Recuerdo el sugerente título de un libro del escritor colombiano Juan Gabriel Vasquez que obtuvo el premio Alfaguara de novela de 2011: El ruido de las cosas al caer. Lo usaré únicamente como referencia simbólica para esta breve reflexión.
El contraste y el equilibrio entre el silencio y el ruido tienen algo de dialéctico. La excesiva repetición de esta fértil y ambigua pareja (silencio y ruido) les ha conducido hasta el tópico. Pero existe otro término que suaviza las aristas y desemboca en la templanza: es la palabra, sin la cual el ruido y el silencio pueden convertirse en burdas y parciales caricaturas de la realidad. Bajo este tríptico –ruido, silencio, palabra- nos cobijamos placenteramente, como si se tratara de una sombrilla benéfica que nos defiende del ardor del sol con un breve y fresco espacio de sombra.
Pero debemos escucharlo todo: el silencio, el ruido, las palabras. El ruido de las cosas se atempera con la penumbra del lenguaje; las voces y los gritos huyen ante la penetración del silencio; los corazones sensibles se conmueven con el esplendor y la miseria del mundo, acaso también con la belleza de Dios.
Las cosas no se instalan solo en el reino de lo material.
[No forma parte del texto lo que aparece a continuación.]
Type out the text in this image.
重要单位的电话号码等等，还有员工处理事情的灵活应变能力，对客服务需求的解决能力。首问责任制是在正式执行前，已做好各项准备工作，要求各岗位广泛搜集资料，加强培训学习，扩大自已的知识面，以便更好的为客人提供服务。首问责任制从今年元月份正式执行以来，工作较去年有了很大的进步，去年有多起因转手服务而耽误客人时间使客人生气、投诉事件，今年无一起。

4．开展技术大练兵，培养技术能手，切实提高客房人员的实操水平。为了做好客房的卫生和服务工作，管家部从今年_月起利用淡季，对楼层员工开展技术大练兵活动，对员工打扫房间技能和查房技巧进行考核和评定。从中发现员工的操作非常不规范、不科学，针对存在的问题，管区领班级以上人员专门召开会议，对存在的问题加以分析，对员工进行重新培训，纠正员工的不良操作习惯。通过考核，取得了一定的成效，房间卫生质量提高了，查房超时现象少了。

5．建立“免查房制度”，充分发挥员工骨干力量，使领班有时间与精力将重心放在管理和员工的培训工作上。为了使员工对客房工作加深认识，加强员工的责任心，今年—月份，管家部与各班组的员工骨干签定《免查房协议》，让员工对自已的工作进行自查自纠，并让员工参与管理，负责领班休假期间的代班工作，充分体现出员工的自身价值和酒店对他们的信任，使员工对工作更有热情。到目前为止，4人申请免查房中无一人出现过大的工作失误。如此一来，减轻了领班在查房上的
El ruido de la creatividad se compagina con el silencio de la fertilidad, la imaginación cede el paso al coraje y al compromiso, los juegos de palabras adornan el lenguaje y la poesía de la vida, el pensamiento abstracto es compañero de la plasticidad, la inacción es enemiga de la ciudadanía, la niebla de la memoria obstruye la esperanza del futuro, la melancolía se corrige con el aroma y el colorido de las flores, el ansia de plenitud desplaza al negativismo de muchas actitudes…
Todos estos son los ruidos de las cosas que nos molestan y nos acarician, que nos destemplan los nervios y nos sosiegan el alma. Son los ruidos de las cosas al caer, al nacer, al crecer, al morir.